Another great point about the book is that it eagerly promotes financial intelligence, urging you to learn as much as you can about various investment vehicles. According to the author, there are opportunities to be found virtually everywhere. It’s just up to you to find them — and to actually pursue those opportunities when they present themselves to you. This is obviously sprinkled with a lot of entrepreneurial spirit, which while scary for many, is never a bad thing.

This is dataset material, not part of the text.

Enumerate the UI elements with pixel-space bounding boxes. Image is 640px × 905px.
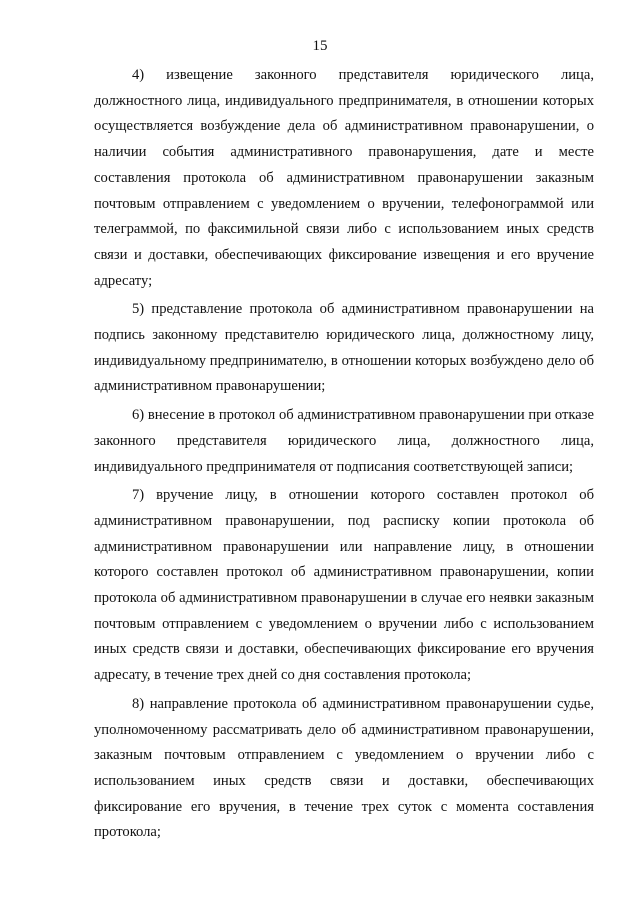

“Winners are not afraid of losing. But losers are. Failure is part of the process of success. People who avoid failure also avoid success.”

– Robert Kiyosaki

What’s Bad

Perhaps my biggest criticism about the book is the lack of real world examples. Most of the stories given are taken from the author’s youth, which could hardly be applied in the real world — a comic book library? And while it’s clear that the author has had financial success in his own life (based on what he says), it’s never entirely clear how he became successful in the first place. There are a few stories about his investments in real estates, but the few stories he tells could hardly be responsible for his wealth (cynics will say he wasn’t truly rich until he wrote this book, but I digress).

On the other hand, perhaps all of the vagueness is intentional; Kiyosaki might be more interested in teaching you how to discover your own opportunities instead of giving you the successful strategies of other rich people for you to merely imitate. Think of it this way – instead of teaching you which dots you need to connect in order to become rich, the author wants you to know how to recognize your own dots to connect. At that point, it’s up to you to find and connect them. If this is the case, I would say the book is fairly successful.

Another quibble — and this is if only because I’ve taken accounting — is how the writer defines both “assets” and “liabilities”. Whereas the definitions given by the author work perfectly fine for the purposes of the book, they aren’t exactly accurate according to accounting standards (to say the least). If you have no interest in creating/reading balance sheets, however, this probably won’t be an issue for you. But if you’re serious about investing, it would be good to know what assets and liabilities truly are. Just saying’.

Finally, the book has a tendency (whether intentional or not) to promote the idea that rich people are somehow better or more successful than poor people. Granted this is never explicitly said, others have commented on feeling this way as well (just read amazon reviews). Whether this is true or even a bad thing really depends on your perspective, but I would argue that “being better” isn’t what the Financial Independence movement is about. Personally, I would never buy a McMansion even if I could. Financial independence is about being free to pursue your life without having to worry about how you’re going to provide for yourself. It has nothing to do with feeling superior over other people. On this point, at least for me, the book misses the mark.

What’s Ugly

I haven’t consumed any other of the author’s books, and have never attended any of his seminars, which is probably why I feel uncomfortable mentioning this, but I think it’s important to note that some have accused Kiyosaki of being a self-promoter and that this book is really a funnel to get you to spend more money on his other expensive products/services. I can’t really comment on this objectively, since I’ve only ever read this book.

Final Thoughts

Perhaps I’m a little biased, since again this was the first book that got me excited about my personal finances, but I generally like this book. It has it’s share of problems, as most books do, but that does not make it useless as some have described it. My recommendation would be to ignore the investment tips it provides (there are so few anyway) and read it to be inspired and to perhaps look at your personal finances in a different way. If there’s anything to take away from this book, is that it’s a modern, entrepreneurial spin of the old protestant ethic/virtue of self-reliance.